Jack gave a patient nod.

“Because he can put you in fucking prison. Both of you. Get one, get the other, you tell me? Well, bud, he’s going to get you both. Get all of us. Me? At least I got a chance. But you two? He
saw
you two.”

“Your thesis, then, would be as follows: We kill for money, or we kill to protect ourselves. There are those who pay, and those who threaten. Correct?”

“Correct,” Ian said.

Jack looked at him for a long time and didn’t say anything. It was Patrick who finally broke the silence by saying, “And you, Ian, are no longer one who pays.”

The problem was that there were two of them. You tried to watch them both but they never stood together. There was always the distance. So one spoke and you looked at him and the other you could see only out of the corner of your eye. Then that one spoke and you’d look at him and now the other could be seen only out of the corner of your eye. Ian had been speaking with Jack, had been focused on Jack, had been looking at Jack with his hand on his gun, ready to pull it and fire. Then Patrick spoke, and Ian did what instinct told you to do—he looked in that direction.

He was facing the wrong way when the rush of motion came from Jack then, and by the time he spun back and drew the Glock, there was already a suppressed pistol in Jack Blackwell’s hand and it bucked twice and Ian was down on his knees in his living room with blood spilling rich and red onto the hardwood floors. He wasn’t going to die like that, without even getting a shot off, but now he was looking at Jack and there was Patrick on the other side, Ian saw him out of the corner of his eye, and when the shots came from that direction, Ian was facing the wrong way yet again.

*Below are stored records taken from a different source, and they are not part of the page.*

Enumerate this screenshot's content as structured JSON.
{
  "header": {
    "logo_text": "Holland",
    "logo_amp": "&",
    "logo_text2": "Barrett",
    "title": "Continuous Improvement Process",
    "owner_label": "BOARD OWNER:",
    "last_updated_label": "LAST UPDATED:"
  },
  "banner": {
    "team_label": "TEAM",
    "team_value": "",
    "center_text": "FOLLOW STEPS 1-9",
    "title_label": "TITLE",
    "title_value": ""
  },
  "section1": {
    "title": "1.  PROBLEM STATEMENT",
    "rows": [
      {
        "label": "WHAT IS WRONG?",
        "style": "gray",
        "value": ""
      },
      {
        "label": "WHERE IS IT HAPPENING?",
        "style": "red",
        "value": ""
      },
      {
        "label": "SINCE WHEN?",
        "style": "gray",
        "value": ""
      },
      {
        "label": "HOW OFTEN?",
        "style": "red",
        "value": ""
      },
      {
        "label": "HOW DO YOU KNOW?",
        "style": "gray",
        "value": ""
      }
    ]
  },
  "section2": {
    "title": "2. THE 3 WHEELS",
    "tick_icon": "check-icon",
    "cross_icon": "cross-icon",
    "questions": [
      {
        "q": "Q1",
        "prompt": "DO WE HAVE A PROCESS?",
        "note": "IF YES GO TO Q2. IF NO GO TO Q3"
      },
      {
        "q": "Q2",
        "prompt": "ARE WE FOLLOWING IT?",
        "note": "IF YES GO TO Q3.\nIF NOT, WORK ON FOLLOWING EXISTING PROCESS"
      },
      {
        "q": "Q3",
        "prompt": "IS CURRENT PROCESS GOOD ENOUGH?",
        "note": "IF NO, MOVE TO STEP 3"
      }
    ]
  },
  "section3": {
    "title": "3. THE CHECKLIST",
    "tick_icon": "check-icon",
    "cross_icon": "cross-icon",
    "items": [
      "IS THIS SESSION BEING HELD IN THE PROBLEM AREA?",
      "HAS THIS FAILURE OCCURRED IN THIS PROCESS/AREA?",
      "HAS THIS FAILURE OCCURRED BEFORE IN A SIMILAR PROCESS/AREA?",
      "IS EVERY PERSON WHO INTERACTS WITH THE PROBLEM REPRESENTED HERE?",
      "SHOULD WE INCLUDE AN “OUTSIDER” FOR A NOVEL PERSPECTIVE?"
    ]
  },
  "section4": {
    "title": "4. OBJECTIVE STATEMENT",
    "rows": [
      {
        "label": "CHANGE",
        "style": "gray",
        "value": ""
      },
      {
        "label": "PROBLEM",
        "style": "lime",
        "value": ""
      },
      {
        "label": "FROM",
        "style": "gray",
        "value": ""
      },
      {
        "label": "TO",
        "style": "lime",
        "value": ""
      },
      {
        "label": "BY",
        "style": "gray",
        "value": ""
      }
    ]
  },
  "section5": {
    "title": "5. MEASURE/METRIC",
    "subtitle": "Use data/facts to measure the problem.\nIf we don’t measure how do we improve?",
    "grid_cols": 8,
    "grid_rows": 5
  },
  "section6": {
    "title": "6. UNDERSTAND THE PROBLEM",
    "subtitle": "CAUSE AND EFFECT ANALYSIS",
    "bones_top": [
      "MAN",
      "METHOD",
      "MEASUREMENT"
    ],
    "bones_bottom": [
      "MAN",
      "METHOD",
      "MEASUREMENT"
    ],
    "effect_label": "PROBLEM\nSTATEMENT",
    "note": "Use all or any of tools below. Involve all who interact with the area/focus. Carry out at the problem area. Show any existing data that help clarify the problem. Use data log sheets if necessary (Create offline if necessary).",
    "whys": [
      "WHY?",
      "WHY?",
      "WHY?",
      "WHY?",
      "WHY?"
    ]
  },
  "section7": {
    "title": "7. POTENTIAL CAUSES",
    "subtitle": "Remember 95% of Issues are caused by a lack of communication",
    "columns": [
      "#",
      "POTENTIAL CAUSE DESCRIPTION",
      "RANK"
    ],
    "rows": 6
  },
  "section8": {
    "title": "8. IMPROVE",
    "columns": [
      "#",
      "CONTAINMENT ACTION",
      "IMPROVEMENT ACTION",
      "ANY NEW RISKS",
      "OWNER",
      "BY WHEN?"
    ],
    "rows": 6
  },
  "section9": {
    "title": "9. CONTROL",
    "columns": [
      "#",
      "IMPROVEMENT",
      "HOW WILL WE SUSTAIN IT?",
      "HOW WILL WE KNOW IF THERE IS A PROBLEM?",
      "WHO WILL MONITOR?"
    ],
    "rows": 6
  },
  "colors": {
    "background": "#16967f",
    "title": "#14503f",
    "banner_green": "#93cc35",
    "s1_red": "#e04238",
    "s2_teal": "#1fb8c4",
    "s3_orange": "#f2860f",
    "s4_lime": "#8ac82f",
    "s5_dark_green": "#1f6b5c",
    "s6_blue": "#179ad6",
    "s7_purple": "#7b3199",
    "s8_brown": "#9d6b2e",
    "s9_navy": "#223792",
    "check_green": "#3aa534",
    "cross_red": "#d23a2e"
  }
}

You got one, you got the other.

Detective Sergeant Ian O’Neil was dead on his living-room floor when the Blackwell brothers left his house, making sure to lock the door behind them, and returned to their truck.

“He made some sense,” Patrick said as he slid behind the wheel. “That bit about reasons for killing? Money or threat? He was a convincing man.”

“He had his moments,” Jack said, putting the pistol into the center console and leaving the lid up until Patrick added his.